Second sighting. On Finger Post road heading into Richmond. A couple on a tandem, towing a two wheel trailer, with a dog cage containing Tiffany, a smallish Terrier type dog. They left Mt Gambier on 7/12/11, travelled the Great Ocean Rd in Victoria to Melbourne, Spirit of Tasmania over Bass Strait, Devonport, Launceston, down the east Coast to Richmond. Saw them again at the Richmond Bakery; obviously been well advised about eating places. I know stuff all about touring, however I had the firm impression that they were on top of the game. (and, could they hammer down hills!)
I do hope all goes well for the French man.
Thanks for the reminder about this thread.

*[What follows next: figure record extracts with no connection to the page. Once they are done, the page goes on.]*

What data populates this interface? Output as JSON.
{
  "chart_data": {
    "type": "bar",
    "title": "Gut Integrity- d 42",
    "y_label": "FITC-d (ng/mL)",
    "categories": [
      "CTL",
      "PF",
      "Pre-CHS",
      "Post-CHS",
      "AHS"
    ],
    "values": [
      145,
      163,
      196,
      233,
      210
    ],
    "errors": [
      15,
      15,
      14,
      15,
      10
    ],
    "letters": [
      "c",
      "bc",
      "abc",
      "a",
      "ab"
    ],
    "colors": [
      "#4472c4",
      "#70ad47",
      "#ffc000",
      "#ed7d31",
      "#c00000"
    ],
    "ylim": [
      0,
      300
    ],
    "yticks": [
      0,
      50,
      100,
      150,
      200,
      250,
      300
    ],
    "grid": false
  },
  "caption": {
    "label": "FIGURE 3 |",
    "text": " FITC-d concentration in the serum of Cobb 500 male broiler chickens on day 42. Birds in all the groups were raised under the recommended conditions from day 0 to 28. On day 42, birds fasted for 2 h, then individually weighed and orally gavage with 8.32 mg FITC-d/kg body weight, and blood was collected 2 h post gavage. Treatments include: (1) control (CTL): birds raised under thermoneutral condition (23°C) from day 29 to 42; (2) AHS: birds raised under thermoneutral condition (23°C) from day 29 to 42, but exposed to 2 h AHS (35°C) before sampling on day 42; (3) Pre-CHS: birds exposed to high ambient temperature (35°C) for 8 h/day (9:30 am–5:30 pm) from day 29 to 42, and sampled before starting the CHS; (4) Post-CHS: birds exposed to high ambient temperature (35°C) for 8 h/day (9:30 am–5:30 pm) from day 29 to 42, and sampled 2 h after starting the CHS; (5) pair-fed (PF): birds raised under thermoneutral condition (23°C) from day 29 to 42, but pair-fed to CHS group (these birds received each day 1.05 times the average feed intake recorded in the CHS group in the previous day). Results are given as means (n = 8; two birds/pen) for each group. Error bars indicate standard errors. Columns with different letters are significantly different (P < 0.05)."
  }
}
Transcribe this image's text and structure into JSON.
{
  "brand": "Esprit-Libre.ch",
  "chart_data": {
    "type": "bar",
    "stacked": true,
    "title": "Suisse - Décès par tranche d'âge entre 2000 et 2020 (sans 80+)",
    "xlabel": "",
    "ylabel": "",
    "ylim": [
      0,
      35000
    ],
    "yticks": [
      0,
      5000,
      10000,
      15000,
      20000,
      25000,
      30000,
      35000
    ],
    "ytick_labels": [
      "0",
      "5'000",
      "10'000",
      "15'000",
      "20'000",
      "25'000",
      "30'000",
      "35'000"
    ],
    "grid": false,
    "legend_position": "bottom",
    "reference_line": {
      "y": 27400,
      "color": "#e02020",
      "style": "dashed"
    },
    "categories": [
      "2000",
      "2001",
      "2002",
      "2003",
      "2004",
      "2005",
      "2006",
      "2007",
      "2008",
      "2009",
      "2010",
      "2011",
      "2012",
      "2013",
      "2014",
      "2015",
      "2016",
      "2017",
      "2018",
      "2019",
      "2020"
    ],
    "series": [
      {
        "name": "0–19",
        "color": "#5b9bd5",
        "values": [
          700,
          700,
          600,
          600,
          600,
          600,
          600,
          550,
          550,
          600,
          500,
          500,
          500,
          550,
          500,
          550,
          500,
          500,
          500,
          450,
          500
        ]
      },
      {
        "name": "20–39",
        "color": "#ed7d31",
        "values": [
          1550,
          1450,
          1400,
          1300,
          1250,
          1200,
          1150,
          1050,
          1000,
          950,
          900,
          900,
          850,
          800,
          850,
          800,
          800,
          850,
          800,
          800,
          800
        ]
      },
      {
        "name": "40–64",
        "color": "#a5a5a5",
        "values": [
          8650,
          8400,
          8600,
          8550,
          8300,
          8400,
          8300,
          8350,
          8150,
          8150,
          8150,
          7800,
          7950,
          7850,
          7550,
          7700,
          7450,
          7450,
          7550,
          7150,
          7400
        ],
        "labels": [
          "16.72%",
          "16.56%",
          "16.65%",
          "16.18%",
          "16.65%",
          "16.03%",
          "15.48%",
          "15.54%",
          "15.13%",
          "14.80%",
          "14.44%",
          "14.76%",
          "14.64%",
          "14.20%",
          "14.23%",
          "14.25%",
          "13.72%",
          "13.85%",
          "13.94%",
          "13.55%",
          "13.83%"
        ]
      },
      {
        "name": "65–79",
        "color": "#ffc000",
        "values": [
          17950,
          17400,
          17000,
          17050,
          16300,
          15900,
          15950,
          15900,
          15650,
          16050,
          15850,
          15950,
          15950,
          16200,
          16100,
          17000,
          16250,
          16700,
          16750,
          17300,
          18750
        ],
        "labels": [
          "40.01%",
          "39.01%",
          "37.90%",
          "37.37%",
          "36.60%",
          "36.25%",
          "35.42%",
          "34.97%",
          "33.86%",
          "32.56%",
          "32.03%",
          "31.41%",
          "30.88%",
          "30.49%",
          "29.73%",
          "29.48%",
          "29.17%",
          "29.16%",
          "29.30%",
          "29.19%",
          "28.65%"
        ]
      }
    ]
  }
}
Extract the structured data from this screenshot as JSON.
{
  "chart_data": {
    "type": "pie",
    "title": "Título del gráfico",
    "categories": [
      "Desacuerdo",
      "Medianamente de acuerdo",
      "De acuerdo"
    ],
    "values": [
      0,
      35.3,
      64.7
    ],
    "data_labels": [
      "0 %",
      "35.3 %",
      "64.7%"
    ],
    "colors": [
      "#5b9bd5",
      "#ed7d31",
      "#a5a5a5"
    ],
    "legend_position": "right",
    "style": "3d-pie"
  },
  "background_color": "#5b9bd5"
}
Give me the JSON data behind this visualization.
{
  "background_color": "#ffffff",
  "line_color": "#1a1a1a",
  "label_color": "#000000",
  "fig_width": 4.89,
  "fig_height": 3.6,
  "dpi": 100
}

I spotted a couple riding along Curtin Avenue, Cottesloe the other day. They where not loaded up but by the looks of the bikes (seriously setup touring bikes) I would say they where tourers. Unfortunately I was driving the other way so didn't get a chance to chat.
Armando was on page 17 of Hobart Mercury on Thursday 29/12/11. I saw him on Friday, heading out along the East Derwent Highway, presumably for Grasstree Hill and Richmond. Unable to speak due to divided road. I have tried to post the newspaper item, however I get a message saying it is too big
Thanks master6, coincidentally I was planning my own Tassie odyssey as it too hot to be outside today (40degrees in Melbourne at 6:30pm). I half expect him to lob on my doorstep within the next few days given the speed at which he travels. He's quite the media savvy rider and often has cuttings he shows me from newspaper articles featuring him as he passes through.
I mistimed my attempt to intercept il padrone and his 14 mates who were due to ride out of Richmond (Tas) for Triabunna this morning, however all was not lost in my "meet the cycle tourist" endeavour.
As I headed up the Tasman highway, I spied a New Zealand couple on the lower end of Bust Me Gall Hill. Man was resting under a tree, off the road, so I rode up to lady and had a brief chat. It is always interesting to discover a little about our visitors, and I suggested that they might like to stop at the Tasmanian Bushland Gardens, a few km before Buckland.
A group of about a dozen, from Shell Harbour in NSW, found pedaling up Grasstree Hill toward Hobart this morning. They have done Launceston, Campbelltown, Swansea, down the east coast, and finishing in Hobart. The seemed impressed with Tasmanian weather. Nice to have had a brief chat with a couple of them.